My county has a bad case of gas |

My county has a bad case of gas

Ed Marston

The western Colorado county I live in has always taken a live-and-let-live approach to land use: no zoning, no building codes and an ignored master plan. But something is happening to turn that stance on its head, something called coal-bed methane gas.

Koch Industries, operating here as Gunnison Energy, has asked the Delta County commissioners for permission to drill five wells to test how much natural gas lies below and how much water must be pumped to the surface to get the gas to flow.

This March, the commissioners fast-tracked approval of the test wells: full speed ahead onto a potential 75,000 acres of leased mineral rights on federal land and 15,000 acres of private land leases spread across the south face of the high and beautiful and green flat-top mountain known as Grand Mesa.

Coal-bed methane drilling threatens aquifers and surface water. Normal development puts a well every 20 to 40 acres. Each needs an acre of leveled, bare ground. Each needs a road and pipelines for gas and water.

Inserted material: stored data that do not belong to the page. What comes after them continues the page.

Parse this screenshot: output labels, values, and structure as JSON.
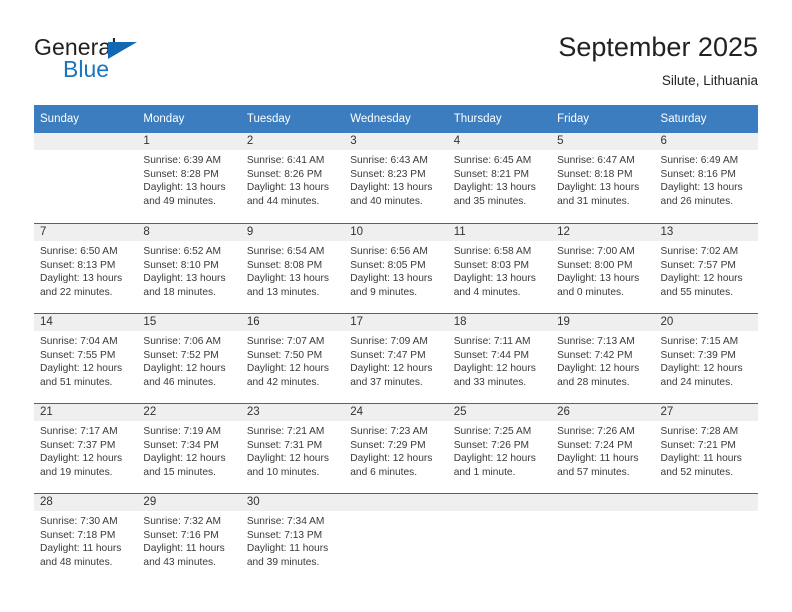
{
  "brand": {
    "name_part1": "General",
    "name_part2": "Blue",
    "triangle_icon": "triangle-icon",
    "colors": {
      "dark": "#231f20",
      "blue": "#1b75bc"
    }
  },
  "header": {
    "title": "September 2025",
    "subtitle": "Silute, Lithuania"
  },
  "theme": {
    "header_bg": "#3b7dbf",
    "row_rule": "#2b6cad",
    "daynum_band": "#efefef"
  },
  "weekdays": [
    "Sunday",
    "Monday",
    "Tuesday",
    "Wednesday",
    "Thursday",
    "Friday",
    "Saturday"
  ],
  "weeks": [
    [
      {
        "day": "",
        "blank": true,
        "sunrise": "",
        "sunset": "",
        "daylight1": "",
        "daylight2": ""
      },
      {
        "day": "1",
        "blank": false,
        "sunrise": "Sunrise: 6:39 AM",
        "sunset": "Sunset: 8:28 PM",
        "daylight1": "Daylight: 13 hours",
        "daylight2": "and 49 minutes."
      },
      {
        "day": "2",
        "blank": false,
        "sunrise": "Sunrise: 6:41 AM",
        "sunset": "Sunset: 8:26 PM",
        "daylight1": "Daylight: 13 hours",
        "daylight2": "and 44 minutes."
      },
      {
        "day": "3",
        "blank": false,
        "sunrise": "Sunrise: 6:43 AM",
        "sunset": "Sunset: 8:23 PM",
        "daylight1": "Daylight: 13 hours",
        "daylight2": "and 40 minutes."
      },
      {
        "day": "4",
        "blank": false,
        "sunrise": "Sunrise: 6:45 AM",
        "sunset": "Sunset: 8:21 PM",
        "daylight1": "Daylight: 13 hours",
        "daylight2": "and 35 minutes."
      },
      {
        "day": "5",
        "blank": false,
        "sunrise": "Sunrise: 6:47 AM",
        "sunset": "Sunset: 8:18 PM",
        "daylight1": "Daylight: 13 hours",
        "daylight2": "and 31 minutes."
      },
      {
        "day": "6",
        "blank": false,
        "sunrise": "Sunrise: 6:49 AM",
        "sunset": "Sunset: 8:16 PM",
        "daylight1": "Daylight: 13 hours",
        "daylight2": "and 26 minutes."
      }
    ],
    [
      {
        "day": "7",
        "blank": false,
        "sunrise": "Sunrise: 6:50 AM",
        "sunset": "Sunset: 8:13 PM",
        "daylight1": "Daylight: 13 hours",
        "daylight2": "and 22 minutes."
      },
      {
        "day": "8",
        "blank": false,
        "sunrise": "Sunrise: 6:52 AM",
        "sunset": "Sunset: 8:10 PM",
        "daylight1": "Daylight: 13 hours",
        "daylight2": "and 18 minutes."
      },
      {
        "day": "9",
        "blank": false,
        "sunrise": "Sunrise: 6:54 AM",
        "sunset": "Sunset: 8:08 PM",
        "daylight1": "Daylight: 13 hours",
        "daylight2": "and 13 minutes."
      },
      {
        "day": "10",
        "blank": false,
        "sunrise": "Sunrise: 6:56 AM",
        "sunset": "Sunset: 8:05 PM",
        "daylight1": "Daylight: 13 hours",
        "daylight2": "and 9 minutes."
      },
      {
        "day": "11",
        "blank": false,
        "sunrise": "Sunrise: 6:58 AM",
        "sunset": "Sunset: 8:03 PM",
        "daylight1": "Daylight: 13 hours",
        "daylight2": "and 4 minutes."
      },
      {
        "day": "12",
        "blank": false,
        "sunrise": "Sunrise: 7:00 AM",
        "sunset": "Sunset: 8:00 PM",
        "daylight1": "Daylight: 13 hours",
        "daylight2": "and 0 minutes."
      },
      {
        "day": "13",
        "blank": false,
        "sunrise": "Sunrise: 7:02 AM",
        "sunset": "Sunset: 7:57 PM",
        "daylight1": "Daylight: 12 hours",
        "daylight2": "and 55 minutes."
      }
    ],
    [
      {
        "day": "14",
        "blank": false,
        "sunrise": "Sunrise: 7:04 AM",
        "sunset": "Sunset: 7:55 PM",
        "daylight1": "Daylight: 12 hours",
        "daylight2": "and 51 minutes."
      },
      {
        "day": "15",
        "blank": false,
        "sunrise": "Sunrise: 7:06 AM",
        "sunset": "Sunset: 7:52 PM",
        "daylight1": "Daylight: 12 hours",
        "daylight2": "and 46 minutes."
      },
      {
        "day": "16",
        "blank": false,
        "sunrise": "Sunrise: 7:07 AM",
        "sunset": "Sunset: 7:50 PM",
        "daylight1": "Daylight: 12 hours",
        "daylight2": "and 42 minutes."
      },
      {
        "day": "17",
        "blank": false,
        "sunrise": "Sunrise: 7:09 AM",
        "sunset": "Sunset: 7:47 PM",
        "daylight1": "Daylight: 12 hours",
        "daylight2": "and 37 minutes."
      },
      {
        "day": "18",
        "blank": false,
        "sunrise": "Sunrise: 7:11 AM",
        "sunset": "Sunset: 7:44 PM",
        "daylight1": "Daylight: 12 hours",
        "daylight2": "and 33 minutes."
      },
      {
        "day": "19",
        "blank": false,
        "sunrise": "Sunrise: 7:13 AM",
        "sunset": "Sunset: 7:42 PM",
        "daylight1": "Daylight: 12 hours",
        "daylight2": "and 28 minutes."
      },
      {
        "day": "20",
        "blank": false,
        "sunrise": "Sunrise: 7:15 AM",
        "sunset": "Sunset: 7:39 PM",
        "daylight1": "Daylight: 12 hours",
        "daylight2": "and 24 minutes."
      }
    ],
    [
      {
        "day": "21",
        "blank": false,
        "sunrise": "Sunrise: 7:17 AM",
        "sunset": "Sunset: 7:37 PM",
        "daylight1": "Daylight: 12 hours",
        "daylight2": "and 19 minutes."
      },
      {
        "day": "22",
        "blank": false,
        "sunrise": "Sunrise: 7:19 AM",
        "sunset": "Sunset: 7:34 PM",
        "daylight1": "Daylight: 12 hours",
        "daylight2": "and 15 minutes."
      },
      {
        "day": "23",
        "blank": false,
        "sunrise": "Sunrise: 7:21 AM",
        "sunset": "Sunset: 7:31 PM",
        "daylight1": "Daylight: 12 hours",
        "daylight2": "and 10 minutes."
      },
      {
        "day": "24",
        "blank": false,
        "sunrise": "Sunrise: 7:23 AM",
        "sunset": "Sunset: 7:29 PM",
        "daylight1": "Daylight: 12 hours",
        "daylight2": "and 6 minutes."
      },
      {
        "day": "25",
        "blank": false,
        "sunrise": "Sunrise: 7:25 AM",
        "sunset": "Sunset: 7:26 PM",
        "daylight1": "Daylight: 12 hours",
        "daylight2": "and 1 minute."
      },
      {
        "day": "26",
        "blank": false,
        "sunrise": "Sunrise: 7:26 AM",
        "sunset": "Sunset: 7:24 PM",
        "daylight1": "Daylight: 11 hours",
        "daylight2": "and 57 minutes."
      },
      {
        "day": "27",
        "blank": false,
        "sunrise": "Sunrise: 7:28 AM",
        "sunset": "Sunset: 7:21 PM",
        "daylight1": "Daylight: 11 hours",
        "daylight2": "and 52 minutes."
      }
    ],
    [
      {
        "day": "28",
        "blank": false,
        "sunrise": "Sunrise: 7:30 AM",
        "sunset": "Sunset: 7:18 PM",
        "daylight1": "Daylight: 11 hours",
        "daylight2": "and 48 minutes."
      },
      {
        "day": "29",
        "blank": false,
        "sunrise": "Sunrise: 7:32 AM",
        "sunset": "Sunset: 7:16 PM",
        "daylight1": "Daylight: 11 hours",
        "daylight2": "and 43 minutes."
      },
      {
        "day": "30",
        "blank": false,
        "sunrise": "Sunrise: 7:34 AM",
        "sunset": "Sunset: 7:13 PM",
        "daylight1": "Daylight: 11 hours",
        "daylight2": "and 39 minutes."
      },
      {
        "day": "",
        "blank": true,
        "sunrise": "",
        "sunset": "",
        "daylight1": "",
        "daylight2": ""
      },
      {
        "day": "",
        "blank": true,
        "sunrise": "",
        "sunset": "",
        "daylight1": "",
        "daylight2": ""
      },
      {
        "day": "",
        "blank": true,
        "sunrise": "",
        "sunset": "",
        "daylight1": "",
        "daylight2": ""
      },
      {
        "day": "",
        "blank": true,
        "sunrise": "",
        "sunset": "",
        "daylight1": "",
        "daylight2": ""
      }
    ]
  ]
}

And every pod of wells needs a noisy compressor station to pressurize gas flowing out of the ground.

After the initial drilling, always done by gypsy crews, jobs vanish. Gas and money flow together to distant places. We would be left with an industrial subdivision across tens of thousands of acres of pasture and forest that had been Delta County’s last bankable crop: real estate development of the county as it goes from rural to sprawling suburban.

As a result, this still-rural place isn’t taking its usual laissez-faire approach to development.

Changing priorities

At the first public meeting, commissioners pushed hard for drilling. Commissioner Ted Hayden told the crowd that Gunnison Energy intends to do things right, so horror stories from other places were irrelevant.

Less than a month later, the county commissioner – looking as if he had been to hell and back – told 500 residents there would be a nine-month moratorium on drilling applications. It was a shocking political turnaround by a development-at-any-cost commission, but it barely fazed the crowd. People spent the next three hours, in up-to-three-minute chunks, asking the company’s representative, Tony Gale, questions like: “Where do you live, and where is the closest gas well to your home?”

Those who spoke said they cared about water and noise. But most came because of property. Real estate brokers said deals were already falling through. Gunnison Energy had clouded everyone’s title.

The cloud is a dark one. Gunnison Energy’s property rights are at least as strong as the rights of a surface owner. Those who own a ranch or subdivision lot may resent a well or compressor station on their property, or where they can see or hear it. But from the gas company’s and the Colorado legislature’s point of view, surface-right owners are interfering with the driller’s superior underground rights. Those of us who look at the public land or recreate or graze cattle on it are in a similarly weak position.

Underlying issues

Put aside the environment and you are left with the eternal Western issue: clashing, incompatible property rights.

There is a saying among businessmen that money talks. Fervent talk at meetings won’t mean much if the commissioners face a lawsuit from gas seekers that could cost hundreds of thousands of dollars. To fight this, one of Colorado’s poorest counties will have to raise real money. No matter how good the cake, bake sales won’t do it. Delta County residents will have to conquer their anti-government, anti-taxing beliefs to raise tax money to defend their land.

The normally vociferous property-rights people have already shown the way. Not one has said a word in public about the company’s property rights. Politically at this moment, not all property rights are created equal.

Greens are cooperating in this rush to the middle. Across the West, environmental groups almost always fight county attempts to control local federal lands. Environmentalists automatically turn to the federal government for protection. But the feds here have already sold out Delta County by granting leases, so now, local environmentalists are urging the county to take control of gas drilling on the Grand Mesa National Forest.

Ideological conviction goes great with coffee, or when you don’t have a dog in a fight. But when a major industrial power comes calling, you tend to get real. Delta County is in the process of getting real.

Ed Marston is a contributor to Writers on the Range, a service of High Country News in Paonia ( where he is the publisher.